If it wasn’t the “Welcome to Hell” signs at the airport, it was the bell boy at the team hotel performing a throat-slitting gesture as the players arrived.
Or the deliberately timed phone calls during the night to disrupt sleep, and the mud and flags thrown at the bus to the stadium.
Or the riot police bundling players down the steps to the locker room with their shields after the match.
Manchester United’s first Champions League match against Galatasaray at the Turkish team’s Ali Sami Yen Stadium has gone down in lore. Thirty years later, United is back in Istanbul and again fighting to stay in the competition — something it failed to do back in 1993.
“It was probably the most intimidating atmosphere I ever played in,” then-United midfielder Bryan Robson has said.
Wednesday’s match against Galatasaray promises to be as — if not more — fiery.
There’s plenty on the line, too, like there was in 1993 when United could only draw 0-0 and was eliminated on away goals after a 3-3 draw at Old Trafford to miss out on a place in the group stage.
This time, a defeat would end United’s chances of reaching the round of 16, with Erik ten Hag’s team having lost three of its first four Group A matches — including at home to Galatasaray on Oct. 3.
United starts the game in last place on three points, one behind both Galatasaray and FC Copenhagen. Bayern Munich is on 12 and has already qualified as group winner ahead of its home match against Copenhagen.
United has played away to Galatasaray twice in the Champions League since 1993 but wasn’t in the same qualification jeopardy in those trips.
“You have to stay calm in your head and not get too emotional,” United manager Erik ten Hag said Tuesday. “You need emotion but you need to control it. Don’t give them anything, don’t give the referee anything.
“You have to stay away from such moments. We know how to deal with it. You have to play confidently and make it your game.”
Former United midfielder Mike Phelan played in that game in Istanbul 30 years ago, when Eric Cantona received a red card late in the final minutes, and said United will need its senior players to step up.
“I think you’ve got to control the game because you can’t control the atmosphere,” Phelan said.

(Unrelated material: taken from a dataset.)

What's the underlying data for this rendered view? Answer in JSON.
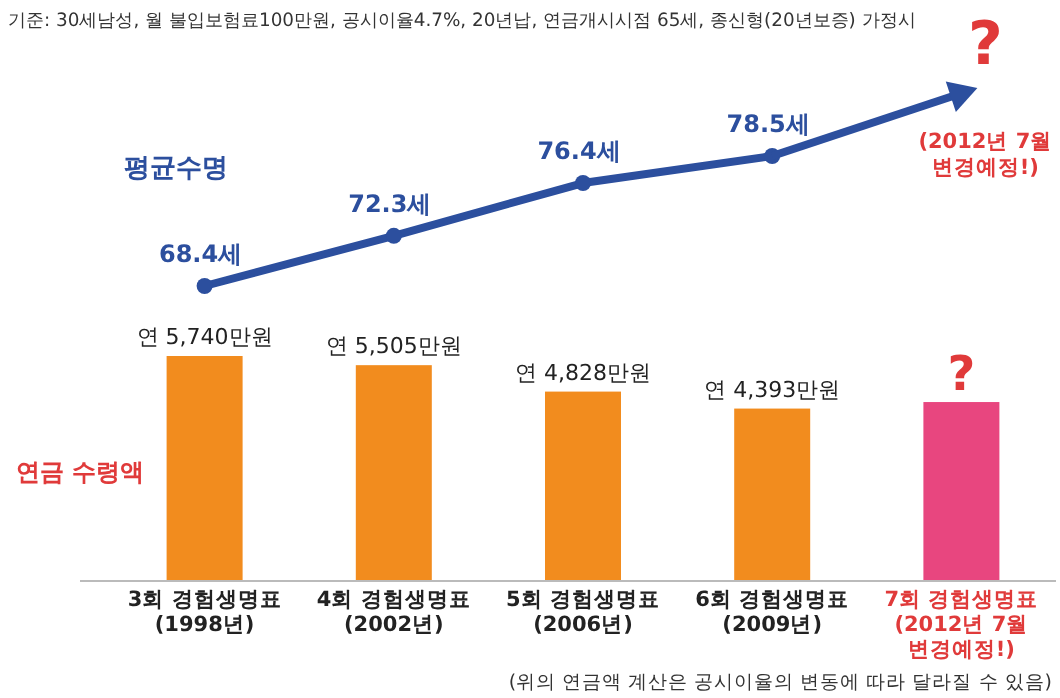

“You might be able to, in a little way, if your retention of the ball is good and you’re not making mistakes, then you control the game, control the ball, and that can silence the crowd — don’t encourage the crowd.”
Ten Hag said he would have no concerns playing Kobbie Mainoo, an 18-year-old holding midfielder enjoying his breakthrough at United, in such an intense game.
Mainoo was one of United’s best players in the 3-0 win at Everton in an all-action display in his first Premier League start where he led the press in midfield, launched attacks and even cleared the ball off the line to deny Everton a goal.
“If players are good enough, they are old enough,” Ten Hag said at a news conference Tuesday, before downplaying the excitement surrounding Mainoo.
“That was one performance. You have to do it on a consistent basis. Kobbie is so mature he knows that. And we are confident he will do it but you have to prove it.”
Galatasaray, which is second in the Turkish league and only behind Fenerbahce on goal difference, has a former United player in winger Wilfried Zaha in its team and has plenty of players with experience of English soccer. Tanguy Ndombele and Davinson Sanchez — who both played for Tottenham — and ex-Arsenal midfielder Lucas Torreira are igniting their careers after struggles in the Premier League while attackers Dries Mertens and Mauro Icardi have big-game experience with former clubs Napoli and Paris Saint-Germain, in particular.
Marcus Rashford will be missing for United because he is serving a one-match ban after getting sent off against Copenhagen last time out, though striker Rasmus Hojlund might return from injury after taking part in training on Tuesday.
United appears to have turned the corner somewhat after an underwhelming start to the season, winning three of its last four games — all in the Premier League — either side of the 4-3 loss at Copenhagen that left the team’s Champions League ambitions in such peril.
“The atmosphere will be intense but as a kid you want to be at this kind of stage — a big stadium, big atmosphere,” United captain Bruno Fernandes said. “You have to enjoy the challenge.”